Supercore Inflation Guides ECB as Oil Muddies Price OutlookBy and
Floor coverings and cappuccino offer clues on deflation threat
Central bank needs to know if weak prices becoming entrenched
Carpets, vacuum cleaners and cups of coffee: those are three of the key consumer items that economists at the European Central Bank are pondering to figure out whether oil’s slump is leading the euro area into deflation.
As the return of negative headline inflation stokes investor expectations for more monetary stimulus, policy makers are looking for ways to strip out the noise and determine whether price weakness is becoming ingrained in the economy. If a self-sustaining spiral of falling prices and wages truly beckons, the Frankfurt-based ECB needs to know.
Enter so-called supercore inflation, one of the measures officials use to try to gauge the fundamental trend. While the central bank targets headline inflation, aiming to keep it at just under 2 percent, and looks at various indicators that remove volatile items, this method tries to go deeper. It tracks a subset of prices that move in tandem with the slack in the economy.
“You can’t set monetary policy looking in the rear-view mirror,” said Richard Barwell, senior economist at BNP Paribas Investment Partners in London. “Underlying inflation should tell you where inflation is going, where inflation would be today in the absence of these price-level shocks.”
Euro-area inflation was minus 0.2 percent in February, the sixth time in 15 months that the reading has been negative, European Union figures showed Monday. Core inflation slowed to 0.7 percent. That’s an ‘exclusion measure’ removing the elements most liable to swings -- in this case food, energy, alcohol and tobacco -- and is the simplest way of trying to separate underlying price movements from temporary factors.
‘Supercore’ -- a term the ECB uses internally though not in its published work -- is based on about a third of the items in the core inflation basket. Those are closely correlated with the output gap, or the spare capacity in the economy. An ECB article in its September 2014 bulletin listed furniture, carpets, household appliances, package holidays and cafe services among the components tracked.
The measure was described as “smoother” than traditional core inflation, making it “easier to gauge turning points” in the consumer price index. The ECB hasn’t published an updated version of the gauge since that bulletin.
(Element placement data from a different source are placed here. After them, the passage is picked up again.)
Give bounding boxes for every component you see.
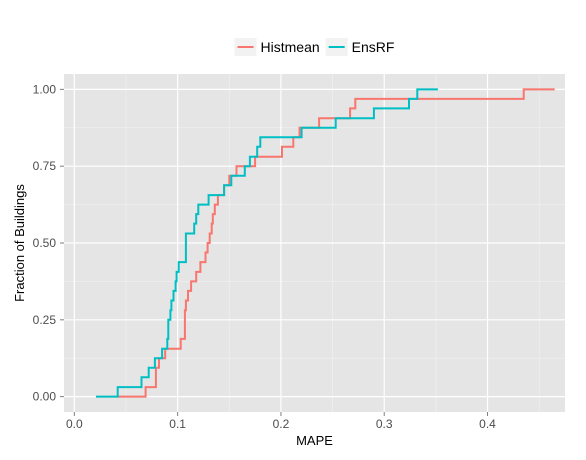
y-tick-label: 0.50 bbox=[33, 236, 57, 250]
x-axis: 0.0 0.1 0.2 0.3 0.4 bbox=[66, 412, 496, 431]
x-tick-label: 0.2 bbox=[273, 417, 290, 431]
y-tick-label: 0.25 bbox=[33, 313, 57, 327]
y-tick-label: 1.00 bbox=[33, 82, 57, 96]
x-tick-label: 0.4 bbox=[479, 417, 496, 431]
y-tick-label: 0.00 bbox=[33, 390, 57, 404]
y-axis: 0.00 0.25 0.50 0.75 1.00 bbox=[33, 82, 64, 403]
x-tick-label: 0.0 bbox=[66, 417, 83, 431]
y-tick-label: 0.75 bbox=[33, 159, 57, 173]
x-tick-label: 0.3 bbox=[376, 417, 393, 431]
x-axis-title: MAPE bbox=[296, 433, 333, 448]
legend-label-ensrf: EnsRF bbox=[352, 39, 395, 55]
y-axis-title: Fraction of Buildings bbox=[12, 184, 27, 302]
x-tick-label: 0.1 bbox=[169, 417, 186, 431]
legend-label-histmean: Histmean bbox=[261, 39, 320, 55]
legend: Histmean EnsRF bbox=[235, 38, 395, 56]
“It makes sense to look at a number of indicators in order to give a thorough, rounded assessment as to what the underlying inflation trend is, and where inflation is likely to be in the medium-term,” said Nick Matthews, co-head of European economic research at Nomura International Plc in London. “It’s increasingly important at this particular juncture, because there’s a significant deterioration in inflation expectations as well.”
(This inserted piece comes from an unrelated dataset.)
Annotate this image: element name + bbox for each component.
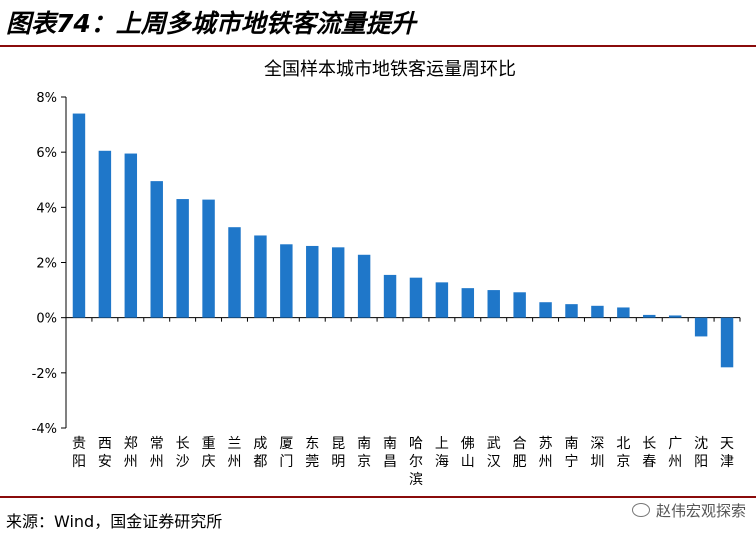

Supercore is just one of the ways the ECB has to gauge underlying inflation. Others, like U2core, try to statistically filter out the persistent component of each price in the inflation basket.
Officials will decide on March 10 whether the euro area needs more monetary stimulus. The multiple indicators mostly show underlying inflation slowing, reinforcing the idea that cheap energy is damping prices. While that can be positive for spending, as some policy makers have argued, it can also curb wage rises when those increases are linked to current or projected inflation.
Factories in the region cut prices at the fastest pace in almost three years in February, according to a survey published on Tuesday by Markit Economics. The data signal that “deflationary pressures have intensified,” according to Chris Williamson, Markit’s chief economist.
“It’s a very tough situation to see oil collapsing and leading to another decline in inflation forecasts, for reasons that are not fundamental reasons that the ECB can have an effect on,” said Frederik Ducrozet, an economist at Banque Pictet & Cie SA in Geneva. “Against a slightly weaker economic background, it becomes a bigger risk for the ECB that core inflation also gets dragged down. And that’s the difficult situation that the ECB finds itself in.”